Banks and credit unions across the country are rejoicing at the passage of the Economic Growth, Regulatory Relief and Consumer Protection Act. This much-awaited law rolls back many provisions of the Dodd-Frank Act, reducing regulatory burden at some financial institutions.
Now that some banks and credit unions can roll back compliance efforts in a few areas, many are wondering if they can also do less when it comes to risk management.
Sorry, but the answer is no.
Compliance vs. Risk Management
Compliance and risk management are separate activities.
Compliance is having policies, procedures, and programs in place to ensure an institution doesn’t knowingly or accidentally violate a law, regulation, rule, or an institution’s own internal policies.
Compliance activities are influenced by what Congress does or doesn’t do. When a new law is passed, whether it increases or decreases regulation, it impacts compliance. At first, it creates more work as the institution must adjust policies and procedures and train staff to adopt the new rule. Once implemented, deregulation should result in less compliance burden.
For instance, Congress’s new law will provide qualified mortgage status for many financial institutions and expand eligibility of the 18-month exam cycle to more community banks. That means less paperwork and fewer exams for some institutions, which directly impacts compliance.
Risk management is the process of identifying, assessing, measuring, monitoring, and controlling the many risks an institution faces on a daily basis. These include credit risk, concentration risk, operational risk, compliance risk, transaction risk, cyber risk, IT risk, and reputation risk, among others. Risk management is an essential and ongoing process that constantly seeks to evaluate potential threats and opportunities so that the institution is prepared to best handle them.
While regulators provide guidance and best practices for risk management, it’s not something any smart financial institution would abandon, even if no one was looking. Monitoring risk is a natural part of running any business. Ignoring risk is equivalent to stumbling around in the dark. There is no way of knowing what hazards and rewards lay in wait until you bump into them.
The law doesn’t reduce the need for risk management, but it does impact a financial institution’s risk assessments. For example, compliance risk, or the risk that an institution won’t meet its compliance responsibilities, should be reassessed in light of potentially reduced burden. It may also impact credit risk. Several banks exited the mortgage market due to the added compliance and financial risk of a crop of new regulations. Perhaps a review will determine that the changes make the mortgage market a more viable business line.

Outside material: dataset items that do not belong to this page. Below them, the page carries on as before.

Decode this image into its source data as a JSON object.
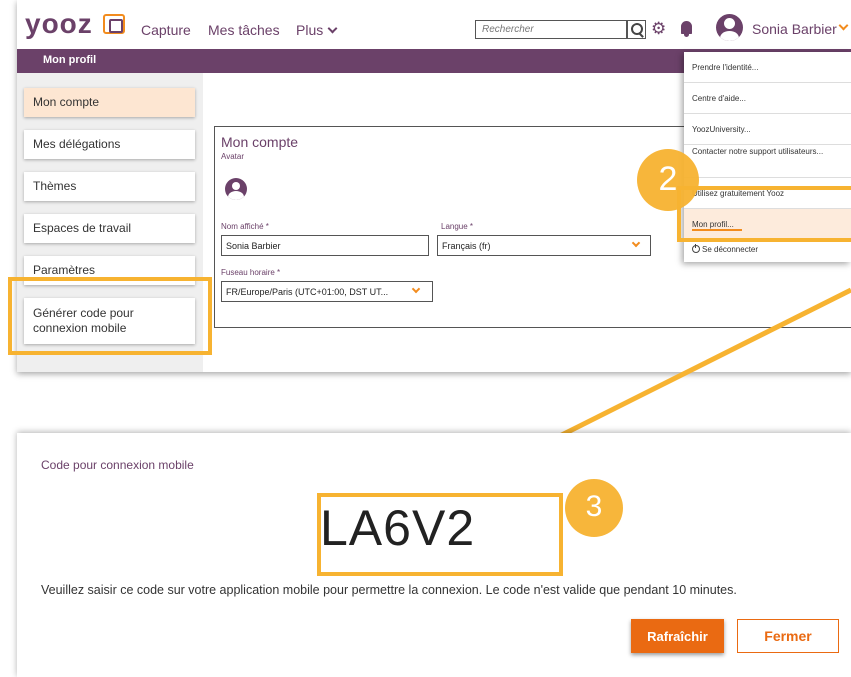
{
  "topnav": {
    "logo": "yooz",
    "links": [
      "Capture",
      "Mes tâches",
      "Plus"
    ],
    "search_placeholder": "Rechercher",
    "user_name": "Sonia Barbier"
  },
  "titlebar": {
    "title": "Mon profil"
  },
  "sidebar": {
    "items": [
      {
        "label": "Mon compte"
      },
      {
        "label": "Mes délégations"
      },
      {
        "label": "Thèmes"
      },
      {
        "label": "Espaces de travail"
      },
      {
        "label": "Paramètres"
      },
      {
        "label": "Générer code pour connexion mobile"
      }
    ]
  },
  "account": {
    "title": "Mon compte",
    "avatar_label": "Avatar",
    "display_name_label": "Nom affiché *",
    "display_name_value": "Sonia Barbier",
    "language_label": "Langue *",
    "language_value": "Français (fr)",
    "timezone_label": "Fuseau horaire *",
    "timezone_value": "FR/Europe/Paris (UTC+01:00, DST UT..."
  },
  "user_menu": {
    "items": [
      {
        "label": "Prendre l'identité..."
      },
      {
        "label": "Centre d'aide..."
      },
      {
        "label": "YoozUniversity..."
      },
      {
        "label": "Contacter notre support utilisateurs..."
      },
      {
        "label": "Utilisez gratuitement Yooz"
      },
      {
        "label": "Mon profil..."
      },
      {
        "label": "Se déconnecter"
      }
    ]
  },
  "steps": {
    "step2": "2",
    "step3": "3"
  },
  "mobile_code": {
    "title": "Code pour connexion mobile",
    "code": "LA6V2",
    "description": "Veuillez saisir ce code sur votre application mobile pour permettre la connexion. Le code n'est valide que pendant 10 minutes.",
    "refresh_label": "Rafraîchir",
    "close_label": "Fermer"
  },
  "colors": {
    "brand_purple": "#6b4169",
    "accent_orange": "#ea6a12",
    "highlight_yellow": "#f7b331"
  }
}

Thus, risk management is a tool that helps an institution understand the impact of this and other new laws and developments in a way that goes far deeper than the compliance department. It helps institutions know when new controls are needed and when outdated controls can be eliminated. It helps it understand its strengths and weaknesses and respond to changing conditions. It reduces the likelihood of unwanted outcomes.
When it comes to risk management, there is no rolling back. We can only roll forward.